In Crimes of the Heart, tragedy reunites three sisters
In a town so Southern you can practically hear the kudzu growing over every available surface, a trio of sisters struggle with their lives and relationships. They are trying to find some direction in Crimes of the Heart, Beth Henley's Pulitzer Prize-winning drama.
Eldest sister Lenny lives with Grandpa (currently in the hospital), too shy to ask anyone on a date. Middle sister Meg has moved to California to try a singing career, wreaking havoc wherever she goes. And youngest sister Babe has just shot her husband, who is in the hospital in serious condition. As it turns out, it might have been better if her aim had been straighter.
Twin Cities theater legend Wendy Lehr directs a solid if not particularly thrilling Bloomington Civic Theatre production. Some of that missing drama comes from material that has lost quite a bit of its initial shock value over the past three decades, leaving behind a better-than-average melodrama. (Really, it can be a bit embarrassing to look back at past Pulitzer Prize winners.) Some of it also lands at the feet of the cast members, who are game for whatever the script offers but keep the show in soft focus at times when it needs a sharper, more driving edge.
Henley's script delves into the meaning of family and sisterhood, as seen through this trio on one particularly tough day during an autumn in the middle 1970s. The shooting has reunited the trio, as prodigal daughter Meg rushes home to support Babe. There's a heavy need for support, not just at this moment, but in general.
Many of the sisters' tormentors are offstage — either stuck in the hospital like Babe's husband and their grandfather or already in the grave. The trio are haunted by the long-ago suicide of their mother, which, typically for this family, made national news when she hung herself and the family cat.
They've also managed to build up walls between them as well, based on longstanding resentments — the perception that Meg was the chosen one, for example — and previously unspoken fears that finally explode over the course of the day, evening, and morning.

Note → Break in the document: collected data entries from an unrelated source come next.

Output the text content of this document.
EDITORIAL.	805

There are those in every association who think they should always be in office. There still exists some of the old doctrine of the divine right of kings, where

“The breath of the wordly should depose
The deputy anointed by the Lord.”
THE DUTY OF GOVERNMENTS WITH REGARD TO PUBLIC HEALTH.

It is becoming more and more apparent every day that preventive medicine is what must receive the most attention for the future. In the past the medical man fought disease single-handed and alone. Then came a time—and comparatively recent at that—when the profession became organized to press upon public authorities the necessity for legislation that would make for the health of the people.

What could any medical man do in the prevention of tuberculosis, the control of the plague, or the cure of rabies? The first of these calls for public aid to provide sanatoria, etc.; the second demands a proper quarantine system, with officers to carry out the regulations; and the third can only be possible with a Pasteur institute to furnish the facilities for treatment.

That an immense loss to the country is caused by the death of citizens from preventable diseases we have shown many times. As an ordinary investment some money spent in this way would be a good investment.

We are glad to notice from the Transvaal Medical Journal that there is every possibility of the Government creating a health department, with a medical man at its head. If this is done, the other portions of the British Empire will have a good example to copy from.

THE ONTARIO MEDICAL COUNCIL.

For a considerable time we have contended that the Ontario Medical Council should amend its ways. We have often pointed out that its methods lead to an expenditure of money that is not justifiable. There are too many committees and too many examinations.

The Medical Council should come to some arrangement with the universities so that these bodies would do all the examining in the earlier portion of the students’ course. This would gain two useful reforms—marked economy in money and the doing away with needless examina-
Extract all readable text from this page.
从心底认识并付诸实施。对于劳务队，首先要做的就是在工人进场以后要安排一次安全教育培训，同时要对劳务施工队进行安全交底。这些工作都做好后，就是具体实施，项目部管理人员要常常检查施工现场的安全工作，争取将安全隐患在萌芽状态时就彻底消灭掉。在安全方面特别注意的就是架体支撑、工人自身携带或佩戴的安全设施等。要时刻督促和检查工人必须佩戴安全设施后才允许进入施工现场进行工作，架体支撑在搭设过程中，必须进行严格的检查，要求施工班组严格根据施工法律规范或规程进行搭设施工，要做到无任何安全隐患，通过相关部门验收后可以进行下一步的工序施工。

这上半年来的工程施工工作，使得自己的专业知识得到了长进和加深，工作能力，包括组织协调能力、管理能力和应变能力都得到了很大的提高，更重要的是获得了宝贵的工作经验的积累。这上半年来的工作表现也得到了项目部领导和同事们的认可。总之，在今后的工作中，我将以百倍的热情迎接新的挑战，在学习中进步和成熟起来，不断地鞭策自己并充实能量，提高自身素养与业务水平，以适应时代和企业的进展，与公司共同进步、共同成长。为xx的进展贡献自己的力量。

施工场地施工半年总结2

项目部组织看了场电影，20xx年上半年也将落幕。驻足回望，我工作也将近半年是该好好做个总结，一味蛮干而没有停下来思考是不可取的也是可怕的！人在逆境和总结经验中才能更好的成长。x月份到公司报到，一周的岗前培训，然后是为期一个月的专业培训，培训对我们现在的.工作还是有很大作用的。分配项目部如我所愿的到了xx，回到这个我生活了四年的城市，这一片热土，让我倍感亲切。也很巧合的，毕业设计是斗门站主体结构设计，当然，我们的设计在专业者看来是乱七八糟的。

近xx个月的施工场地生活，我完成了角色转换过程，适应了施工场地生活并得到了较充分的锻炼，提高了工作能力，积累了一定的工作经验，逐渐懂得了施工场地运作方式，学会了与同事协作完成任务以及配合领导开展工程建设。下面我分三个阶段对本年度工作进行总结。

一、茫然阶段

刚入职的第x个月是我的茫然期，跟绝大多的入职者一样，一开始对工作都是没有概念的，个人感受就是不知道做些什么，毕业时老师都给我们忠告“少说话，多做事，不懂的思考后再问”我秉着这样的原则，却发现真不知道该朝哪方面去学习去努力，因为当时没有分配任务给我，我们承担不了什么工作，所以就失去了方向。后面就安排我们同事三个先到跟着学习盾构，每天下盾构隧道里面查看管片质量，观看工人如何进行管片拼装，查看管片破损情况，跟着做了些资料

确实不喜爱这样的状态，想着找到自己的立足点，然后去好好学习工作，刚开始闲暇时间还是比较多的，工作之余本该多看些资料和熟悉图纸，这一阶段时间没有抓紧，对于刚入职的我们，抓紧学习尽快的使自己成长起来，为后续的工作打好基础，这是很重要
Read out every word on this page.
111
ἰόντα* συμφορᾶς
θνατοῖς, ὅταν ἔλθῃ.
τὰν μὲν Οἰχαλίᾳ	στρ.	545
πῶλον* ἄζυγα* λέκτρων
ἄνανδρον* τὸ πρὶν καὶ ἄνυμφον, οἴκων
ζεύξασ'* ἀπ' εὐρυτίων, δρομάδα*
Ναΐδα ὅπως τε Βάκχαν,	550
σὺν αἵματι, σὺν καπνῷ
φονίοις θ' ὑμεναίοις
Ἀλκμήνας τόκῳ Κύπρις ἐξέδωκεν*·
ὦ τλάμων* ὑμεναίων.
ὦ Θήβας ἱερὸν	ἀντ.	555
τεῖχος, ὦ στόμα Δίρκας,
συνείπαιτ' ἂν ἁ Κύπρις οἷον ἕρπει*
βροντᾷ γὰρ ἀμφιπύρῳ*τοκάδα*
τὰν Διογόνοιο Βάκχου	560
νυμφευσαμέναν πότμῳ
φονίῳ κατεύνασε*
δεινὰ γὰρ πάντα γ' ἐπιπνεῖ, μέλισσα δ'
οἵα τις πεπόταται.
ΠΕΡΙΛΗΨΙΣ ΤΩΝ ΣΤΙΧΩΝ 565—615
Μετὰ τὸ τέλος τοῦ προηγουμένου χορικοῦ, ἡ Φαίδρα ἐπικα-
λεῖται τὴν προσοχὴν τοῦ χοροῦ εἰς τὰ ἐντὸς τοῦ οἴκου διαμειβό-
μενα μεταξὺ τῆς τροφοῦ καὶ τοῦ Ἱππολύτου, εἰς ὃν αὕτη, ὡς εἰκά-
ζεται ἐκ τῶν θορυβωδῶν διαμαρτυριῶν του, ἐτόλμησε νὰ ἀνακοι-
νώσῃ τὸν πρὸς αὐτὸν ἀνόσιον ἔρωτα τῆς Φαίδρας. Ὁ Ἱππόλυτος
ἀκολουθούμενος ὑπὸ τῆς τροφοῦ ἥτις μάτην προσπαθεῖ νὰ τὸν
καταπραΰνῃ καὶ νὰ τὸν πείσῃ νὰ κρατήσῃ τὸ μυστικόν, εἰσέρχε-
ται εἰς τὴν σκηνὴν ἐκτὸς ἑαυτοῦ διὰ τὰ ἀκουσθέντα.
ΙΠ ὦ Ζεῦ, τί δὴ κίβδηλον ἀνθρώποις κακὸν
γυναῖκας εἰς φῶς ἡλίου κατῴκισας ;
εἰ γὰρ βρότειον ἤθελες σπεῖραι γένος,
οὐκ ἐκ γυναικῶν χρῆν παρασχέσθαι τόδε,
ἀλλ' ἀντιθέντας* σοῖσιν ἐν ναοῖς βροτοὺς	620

There's a lot at play for the actors, who do a uniformly solid job of getting inside the skin of their characters, whether it is Tracie Hodgdon's world-weary Lenny, Lindsay Marcy's free-living Meg, or Erin Mae Johnson's off-kilter Babe. Johnson gets to have the most fun, as her character is on the edge of being certifiable, which lets her have some entertaining moments throughout the play, such as describing how she made lemonade after shooting her husband. Hodgdon and Marcy play characters who live a bit more inside themselves, revealing truer personalities as the play unfolds.
The menfolk enter the picture via Meg's former lover, Doc Porter, and Babe's young attorney, Barnette Lloyd. Mike Postle brings a laid-back warmth to Doc, while Davd Beukema brings out a character trying to balance his own feelings for Babe with his longstanding desire to exact revenge on her husband.
The pace is a bit too languid at points. That may be due to the time — more than 30 years — that has passed since the play was first produced. A couple of generations' worth of Lifetime movies have stripped much of the force of a story about a woman shooting her abusive husband.
Still, Lehr deftly balances the play's humor (often black) and drama, and she gives the actors enough space to unfurl their characters without dragging down the show. Set designer Robin McIntyre gives us a rich, detailed look into the kitchen that seems to have trapped our characters, giving us only hints of the world beyond.